Perfect day at Magic Kingdom. We waited in line once for 15 minutes. That was it. The rest was walk up, get on, decide how you were going to spend the 4 hours of time you normally spend in line. We had done it all by 5 pm and were wondering if the kids were going to make it to 10pm.
BUZZ LIGHTYEAR to the rescue. I think we rode it 50 gazillion times. Here’s my highest score:
And the kids in jail with Zurg:
The street guy was actually very good – had the accent and the mannerisms down fairly well. Savvy.
What else can I talk about? The fireworks. Nobody does fireworks better than Disney. I’m completely amazed at what they do EVERY SINGLE DAY and make it feel like it’s the FIRST TIME. Take the parade. They sing that song, dance that dance every day the same exact way. For us – it’s the first time we see it. For them – it’s work yet they make us feel like it’s the first time.
We have a picture of every time we’ve been to Magic Kingdom with Chip and Dale. Amy and I have one on our honeymoon with Chip and Dale. I’m sure my mom has a picture of me and Leslie with Chip and Dale. Which all leads me to this question…
Is there any good reason why Disney has two male characters who talk femininely (go ahead and spell check that one, Cathy) named Chip and Dale?
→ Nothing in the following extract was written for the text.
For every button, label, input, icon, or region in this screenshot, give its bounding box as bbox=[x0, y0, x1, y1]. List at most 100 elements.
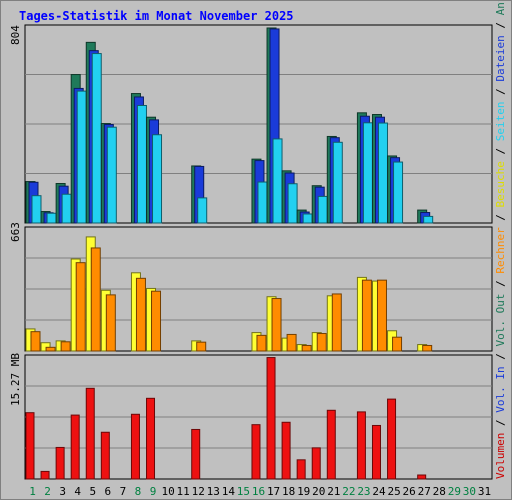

Does that bother anyone else or just me?
My hot wife in the middle of Main Street, USA…
Adrian and Itabeda (you know who you are – your daddy reads this blog) we have about 1,000 princess photos that Camber and Cayden made me take to share with you when we get home. Here’s one now.
It’s a Small World – figuratively. Ran into someone we knew from Little Rock. “We read your blog and knew you were going be here but thought there’d be no way we’d run into you!!!” Cool seeing a familiar face. Which led to this interesting, funny exchange with my father-in-law.
“You know them from Grace?”
“Yeah, they used to go to Grace.”
Long pause. I resume the conversation…mainly with myself.
“I think about half the population of West Little Rock used to go to Grace.”
Dad doesn’t say anything.
“You know, we could’ve been a megachurch.”
“So, you know at least we didn’t have to deal with that problem.”
He looks at me. “You saying something? I’m having a hard time hearing you.”
It’s a Small World – literally.
We have to ride the Small World ride. If we don’t, some space-time continuim will explode and the earth will stop rotating. I rode it as a kid, Amy rode it as a kid. Our kids are going to ride it. They love it.
As we get in line, I think to myself – what kind of workers get stuck working this ride? Close talkers? People who made someone angry at management? The new host of “America’s Got Talent”?
I then find out. Guy can’t load 4 empty boats on the dock with 8 people in line. It’s that empty. 4 whole boats, only 8 people on the dock and this guy is dumbfouned as to how to get them all in.
Luckily, we all had been on a ride before so we figured it out for him.
Great day, great fun. I love Disneyworld. Thank you, Big Tom and Mimi.